Vulcan Learns The Art of Metal Working
As a youth, Vulcan spent many pleasant hours wandering along the shoreline beside the ocean, exploring the beach. He learned to build a fire and melt metal after he discovered the remains of a campfire in the sand. Soon he taught himself to become a very skilled blacksmith. He succeeded in crafting beautiful and useful objects from metals such as iron, copper, and gold. Vulcan made gifts for Thetis and other sea nymphs.
When other gods learned about Vulcan’s talent as a blacksmith, they began praising his skill. The news eventually reached his mother, Juno. Still residing on Mount Olympus, she decided to summon Vulcan to meet with her.

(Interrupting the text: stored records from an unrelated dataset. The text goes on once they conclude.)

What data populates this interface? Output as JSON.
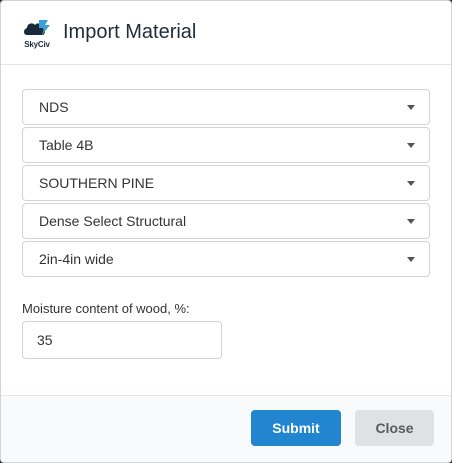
{
  "dialog": {
    "title": "Import Material",
    "logo_text": "SkyCiv"
  },
  "selects": [
    {
      "value": "NDS"
    },
    {
      "value": "Table 4B"
    },
    {
      "value": "SOUTHERN PINE"
    },
    {
      "value": "Dense Select Structural"
    },
    {
      "value": "2in-4in wide"
    }
  ],
  "moisture": {
    "label": "Moisture content of wood, %:",
    "value": "35"
  },
  "footer": {
    "submit_label": "Submit",
    "close_label": "Close"
  },
  "colors": {
    "primary": "#2185d0",
    "secondary": "#e0e1e2",
    "logo_cloud": "#1b2a3a",
    "logo_accent": "#3aa0d8"
  }
}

However, Vulcan harbored great resentment towards Juno for tossing him out of Mount Olympus as a baby. Instead of accepting her invitation to meet, he chose to send her a magical throne made from precious metals instead. It contained a hidden device which entrapped anyone sitting in the chair. Juno eagerly accepted the gift. She quickly discovered the magical chair would not allow her to rise; the more she struggled to leave the throne, the more tightly bound to it she became. She complained loudly about her imprisonment.

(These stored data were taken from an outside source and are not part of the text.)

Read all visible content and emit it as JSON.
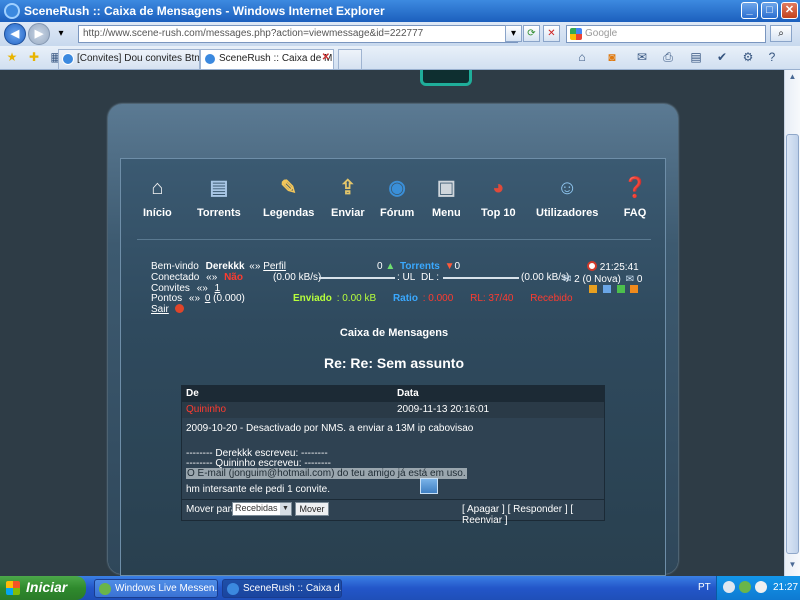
{
  "window": {
    "title": "SceneRush :: Caixa de Mensagens - Windows Internet Explorer"
  },
  "browser": {
    "address": "http://www.scene-rush.com/messages.php?action=viewmessage&id=222777",
    "search_placeholder": "Google",
    "tabs": [
      {
        "label": "[Convites] Dou convites Btne..."
      },
      {
        "label": "SceneRush :: Caixa de M..."
      }
    ]
  },
  "nav": {
    "items": [
      {
        "label": "Início",
        "icon": "home-icon"
      },
      {
        "label": "Torrents",
        "icon": "torrents-icon"
      },
      {
        "label": "Legendas",
        "icon": "subtitles-icon"
      },
      {
        "label": "Enviar",
        "icon": "upload-icon"
      },
      {
        "label": "Fórum",
        "icon": "globe-icon"
      },
      {
        "label": "Menu",
        "icon": "menu-icon"
      },
      {
        "label": "Top 10",
        "icon": "chart-icon"
      },
      {
        "label": "Utilizadores",
        "icon": "users-icon"
      },
      {
        "label": "FAQ",
        "icon": "faq-icon"
      }
    ]
  },
  "user": {
    "welcome_label": "Bem-vindo",
    "username": "Derekkk",
    "profile_sep": "«»",
    "profile_link": "Perfil",
    "connected_label": "Conectado",
    "connected_sep": "«»",
    "connected_value": "Não",
    "invites_label": "Convites",
    "invites_sep": "«»",
    "invites_value": "1",
    "points_label": "Pontos",
    "points_sep": "«»",
    "points_value": "0",
    "points_extra": "(0.000)",
    "logout": "Sair"
  },
  "stats": {
    "seeding_count": "0",
    "seeding_label": "Torrents",
    "leeching_count": "0",
    "ul_rate": "(0.00 kB/s)",
    "ul_label": ": UL",
    "dl_label": "DL :",
    "dl_rate": "(0.00 kB/s)",
    "sent_label": "Enviado",
    "sent_value": ": 0.00 kB",
    "ratio_label": "Ratio",
    "ratio_value": ": 0.000",
    "received_label": "RL: 37/40",
    "downloaded_label": "Recebido"
  },
  "right_panel": {
    "time": "21:25:41",
    "messages": "2 (0 Nova)",
    "sent_count": "0"
  },
  "mailbox": {
    "box_title": "Caixa de Mensagens",
    "subject": "Re: Re: Sem assunto",
    "col_from": "De",
    "col_date": "Data",
    "sender": "Quininho",
    "date": "2009-11-13 20:16:01",
    "body_line1": "2009-10-20 - Desactivado por NMS. a enviar a 13M ip cabovisao",
    "quote_line1": "-------- Derekkk escreveu: --------",
    "quote_line2": "-------- Quininho escreveu: --------",
    "quote_line3": "O E-mail (jonguim@hotmail.com) do teu amigo já está em uso.",
    "reply_line": "hm intersante ele pedi 1 convite.",
    "move_label": "Mover para:",
    "move_option": "Recebidas",
    "move_button": "Mover",
    "actions": "[ Apagar ] [ Responder ] [ Reenviar ]"
  },
  "taskbar": {
    "start_label": "Iniciar",
    "items": [
      {
        "label": "Windows Live Messen..."
      },
      {
        "label": "SceneRush :: Caixa d..."
      }
    ],
    "language": "PT",
    "clock": "21:27"
  },
  "colors": {
    "accent_red": "#ff3b2f",
    "sent_green": "#b7ff3c",
    "ratio_blue": "#3aa9ff",
    "page_bg": "#2e3c46",
    "ie_blue": "#1c5fbd"
  }
}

Juno’s husband Jupiter, the ruler of Mount Olympus, became concerned for his wife. He told Vulcan to free Juno from the golden throne. In return, he would allow the young man to marry Venus, the Roman goddess of beauty. Vulcan could not resist this tempting offer, and he freed Juno in order to wed the lovely Venus. Vulcan, possibly the ugliest of the Roman gods in appearance, became the husband of the most attractive goddess on Mount Olympus.
Volcanic Eruptions And Vulcan
Unfortunately, Vulcan did not enjoy a happy marriage to Venus: she frequently found herself attracted to other gods and men. These episodes made Vulcan very jealous. The Romans attributed some volcanic eruptions to Vulcan losing his temper. Vulcan did take up residence on Mount Olympus, where he became the full time blacksmith serving the other Roman gods.

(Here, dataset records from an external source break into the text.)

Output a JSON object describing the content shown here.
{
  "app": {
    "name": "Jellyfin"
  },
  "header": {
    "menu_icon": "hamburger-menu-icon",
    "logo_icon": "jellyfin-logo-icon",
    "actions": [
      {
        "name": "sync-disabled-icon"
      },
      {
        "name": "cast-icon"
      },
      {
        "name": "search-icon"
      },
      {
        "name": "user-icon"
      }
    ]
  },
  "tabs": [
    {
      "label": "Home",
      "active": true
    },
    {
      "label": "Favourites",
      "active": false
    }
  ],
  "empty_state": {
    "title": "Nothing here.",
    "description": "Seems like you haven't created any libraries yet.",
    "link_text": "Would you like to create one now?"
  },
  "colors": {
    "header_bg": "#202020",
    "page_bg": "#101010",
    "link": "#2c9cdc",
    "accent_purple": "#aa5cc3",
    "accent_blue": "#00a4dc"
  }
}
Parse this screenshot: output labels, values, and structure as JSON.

During the eruption of a volcano, lava (molten rock) flows from an exceedingly hot crater. Many Romans lived near an active volcano called Mount Vesuvius. It erupted in 79 AD, completely burying the prosperous Roman community of Pompeii in ash and lava. Archaeologists later learned a great deal about Roman society by studying the remains of buildings, artifacts, and people preserved there.
The Birth of Minerva And Other Feats
Some legends contend Vulcan played a role in the birth of the Roman goddess of wisdom, Minerva. One day Jupiter suffered from a severe headache. In great pain, he asked the blacksmith Vulcan to help him stop the pounding in his head. Vulcan tried to alleviate the pain by hitting Jupiter with his hammer. When he did so, the goddess Minerva emerged fully grown from the crack in Jupiter’s skull!
The Romans attributed many great blacksmithing feats to Vulcan. He produced a variety of tools and gifts at the direction of different gods on Mount Olympus. Whenever Romans referred to skilled metal working in myths and legends, they frequently credited Vulcan’s talented workmanship.